La culture emploie donc deux espèces de capitaux bien distincts les uns incorporés au sol avec lequel ils se confondent, les autres plus indépendants, susceptibles de dépla cements au gré de celui qui en a la disposition. Ils ne diffèrent pas seulement entre eux par leurs caractères principaux, par leur plus ou moins grande fixité; ils diffèrent encore, dans un grand nombre de circonstances, par les personnes qui s'en réservent l'usage. C'est la classe des propriétaires qui a les capitaux fonciers entre les mains; les capitaux d'exploitation sont dans la dépendance des agriculteurs qui sont attachés à la profession agricole. Quand la terre est séparée des éléments qui en assurent la production, elle constitue ordinairement le partage de la fortune, c'est alors le résultat de travaux anciens. Les ressources qu'elle demande pour arriver à donner ses fruits sont l'auxiliaire des cultivateurs, qui en usent pour soutenir leur activité.

Cette distinction des capitaux de la culture en capitaux fonciers et en capitaux d'exploitation s'impose avec tant de force que le législateur a dû les ranger dans deux groupes nettement séparés. Au point de vue du droit, les capitaux fonciers constituent une des formes les plus importantes des biens immobiliers; les capitaux d'exploitation rentrent dans la masse ordinaire des biens mobiliers. Chacun d'eux est soumis à un régime légal particulier qui correspond, pour les uns, aux besoins de stabilité qu'ils réclament, et, pour les autres, aux facilités de déplacements qui leur sont indispensables.

La création du capital foncier et son amélioration progres

sive sont des œuvres de longue haleine; l'administration du capital d'exploitation est l'affaire de chaque jour. C'est la culture avec toutes ses combinaisons, le métier avec ses exigences les plus immédiates. Notre but est d'en étudier ici le mécanisme, de nous rendre compte des ressources qu'il exige, de chercher enfin à déterminer les règles qui doivent guider dans leur emploi.

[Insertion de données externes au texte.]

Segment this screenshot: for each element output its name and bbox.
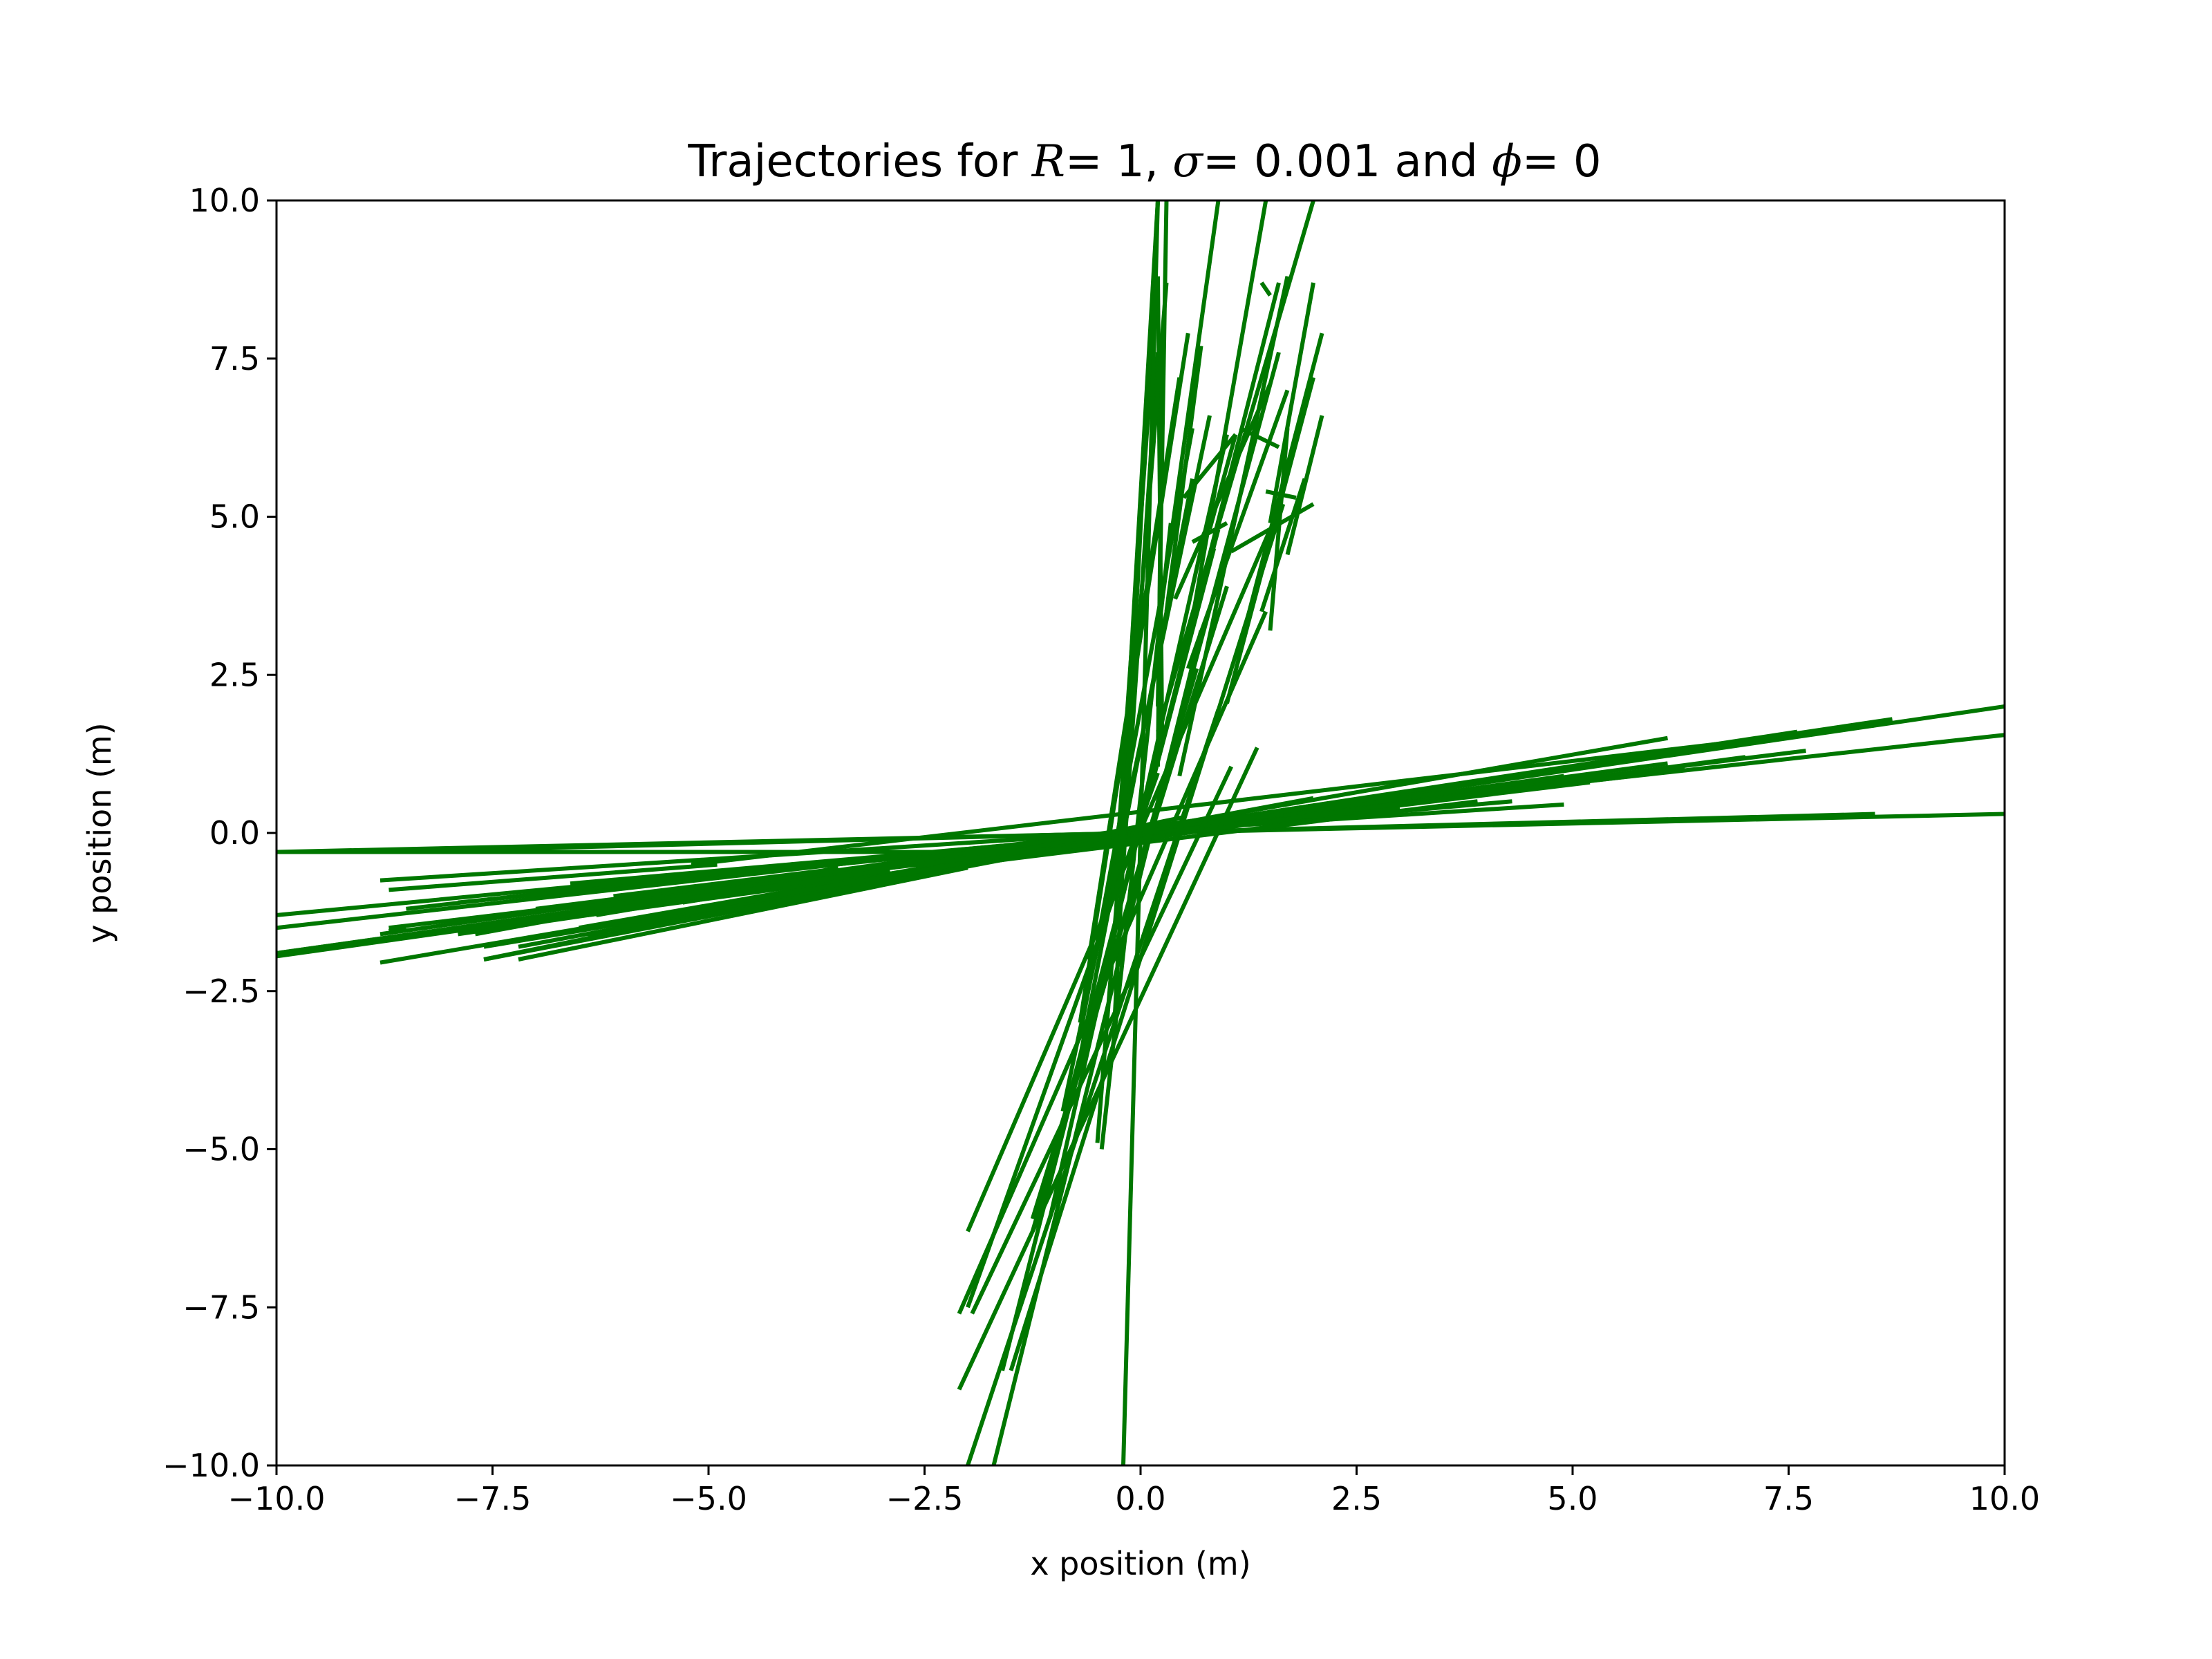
- y-tick-label: 2.5: [209, 656, 260, 693]
- trajectory-line-69: [1185, 389, 1290, 670]
- trajectory-line-98: [970, 765, 1233, 1315]
- trajectory-line-96: [966, 709, 1221, 1465]
- plot-area: [276, 200, 2005, 1465]
- trajectory-line-65: [1230, 502, 1315, 554]
- x-tick-label: −2.5: [886, 1480, 964, 1517]
- trajectory-line-51: [1177, 276, 1290, 777]
- trajectory-line-32: [613, 868, 821, 899]
- trajectory-line-89: [1052, 547, 1217, 1156]
- x-tick-label: 7.5: [1763, 1480, 1814, 1517]
- trajectory-line-59: [1191, 521, 1228, 544]
- y-tick-label: 0.0: [209, 814, 260, 852]
- x-tick-label: 0.0: [1115, 1480, 1165, 1517]
- y-tick-label: −5.0: [182, 1131, 260, 1168]
- trajectory-line-14: [379, 802, 1564, 883]
- x-tick-label: 10.0: [1969, 1480, 2040, 1517]
- x-tick-label: 5.0: [1547, 1480, 1597, 1517]
- trajectory-line-36: [388, 926, 407, 933]
- x-axis-ticks: −10.0 −7.5 −5.0 −2.5 0.0 2.5 5.0 7.5 10.0: [228, 1465, 2040, 1517]
- trajectory-line-42: [388, 862, 718, 892]
- title-sigma-symbol: σ: [1172, 136, 1204, 187]
- y-tick-label: 10.0: [189, 182, 260, 219]
- trajectory-line-99: [966, 772, 1160, 1309]
- chart-title: Trajectories for R= 1, σ= 0.001 and ϕ= 0: [687, 136, 1601, 187]
- title-r-value: = 1,: [1065, 136, 1172, 187]
- title-phi-value: = 0: [1522, 136, 1602, 187]
- trajectory-line-55: [1268, 428, 1290, 631]
- trajectory-line-97: [957, 747, 1259, 1391]
- title-sigma-value: = 0.001 and: [1203, 136, 1492, 187]
- trajectory-line-47: [379, 846, 1051, 965]
- title-phi-symbol: ϕ: [1492, 136, 1522, 187]
- x-tick-label: −7.5: [454, 1480, 532, 1517]
- trajectory-line-93: [1009, 503, 1286, 1371]
- y-tick-label: −7.5: [182, 1288, 260, 1326]
- x-tick-label: 2.5: [1331, 1480, 1382, 1517]
- trajectory-line-45: [518, 865, 968, 962]
- trajectory-line-28: [535, 859, 917, 911]
- trajectory-line-41: [587, 868, 865, 911]
- trajectory-line-44: [276, 868, 882, 959]
- trajectory-line-62: [1259, 281, 1272, 297]
- trajectory-line-78: [1112, 200, 1160, 1020]
- y-tick-label: 7.5: [209, 340, 260, 377]
- trajectory-lines: [276, 200, 2005, 1465]
- trajectory-line-46: [276, 843, 1003, 917]
- trajectory-line-48: [483, 840, 1094, 962]
- trajectory-line-67: [1173, 383, 1273, 600]
- trajectory-line-60: [1265, 489, 1297, 500]
- y-axis-ticks: −10.0 −7.5 −5.0 −2.5 0.0 2.5 5.0 7.5 10.0: [162, 182, 276, 1484]
- title-r-symbol: R: [1031, 136, 1065, 187]
- y-tick-label: −10.0: [162, 1447, 260, 1484]
- trajectory-line-73: [1156, 352, 1165, 767]
- y-tick-label: −2.5: [182, 973, 260, 1010]
- x-axis-label: x position (m): [1030, 1545, 1250, 1582]
- x-tick-label: −10.0: [228, 1480, 326, 1517]
- title-prefix: Trajectories for: [687, 136, 1031, 187]
- trajectory-line-53: [1185, 200, 1268, 644]
- y-axis-label: y position (m): [81, 722, 118, 943]
- trajectory-line-83: [1074, 478, 1194, 1080]
- trajectory-line-56: [1259, 478, 1307, 612]
- trajectory-line-61: [1239, 426, 1280, 449]
- trajectory-line-57: [1268, 282, 1315, 524]
- trajectory-line-58: [1285, 415, 1324, 556]
- y-tick-label: 5.0: [209, 498, 260, 536]
- x-tick-label: −5.0: [670, 1480, 747, 1517]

L'importance du capital d'exploitation se règle naturellement d'après celle du capital foncier. Sur une terre négligée, on ne peut se livrer avec profit qu'à des opérations relativement simples, qui ne demandent ni beaucoup d'avances ni beaucoup de travail. A vouloir faire plus, on s'exposerait à perdre le fruit de ses peines. Que servirait, en effet, de prodiguer ses efforts à un sol qui ne doit jamais porter que de médiocres récoltes ? Ce serait autant de dépenses superflues. Mais si, au lieu de se trouver en présence d'un terrain délaissé par son propriétaire, on est amené à s'établir sur un sol amélioré par ceux qui l'ont détenu, il faut adopter des procédés de culture plus soignés. Pour qu'on se décide à préparer une terre avec toutes les précautions convenables, à assurer son ameublissement, sa fertilité, sa propreté, etc., il faut qu'elle ait été mise préalablement en état de productivité, qu'elle ait été défoncée, assainie, rendue d'un abord facile, pourvue de bâtiments suffisants pour la conservation de ses récoltes, etc. Sur un sol imperméable, un fermier se contentera de labours superficiels, parce que ce sont les seuls dont il pourra espérer retirer tout le profit pendant le cours de son bail. Pour retourner des bandes de terre plus épaisses, il devrait augmenter ses frais de toutes sortes, et l'augmentation de ses rendements ne le couvrirait pas de ses sacrifices; c'est son propriétaire qui en retirerait le plus grand bénéfice, en retrouvant, après un espace de temps plus ou moins long, un sol profondément modifié. A

la suite d'un labour léger, le seul possible économiquement dans certaines conditions, on ne peut pas abuser des engrais, leur action serait trop incertaine. Si des pluies abondantes survenaient, les matières fertilisantes seraient enlevées par les eaux; en cas de sécheresse persistante, elles demeureraient à peu près intactes dans le sol. Placées d'ailleurs dans un milieu qui ne permettrait pas à leur système radiculaire de se développer normalement, exposées à souffrir du manque d'humidité ou de son excès, les plantes ne pourraient jamais acquérir qu'un développement incomplet. Les sarclages, qu'on multiplie quand ils doivent favoriser une récolte abondante, deviendraient trop onéreux pour des cultures qui ne peuvent donner que de modestes rendements; il faut en réduire le nombre, quand on n'a pas à en attendre des résultats rémunérateurs. S'il convient de marcher avec prudence dans les milieux pauvres, la parcimonie dans les détails de la culture aurait, au contraire, des conséquences désastreuses pour les terrains riches, qui ne rendraient pas tout ce qu'ils sont susceptibles de donner.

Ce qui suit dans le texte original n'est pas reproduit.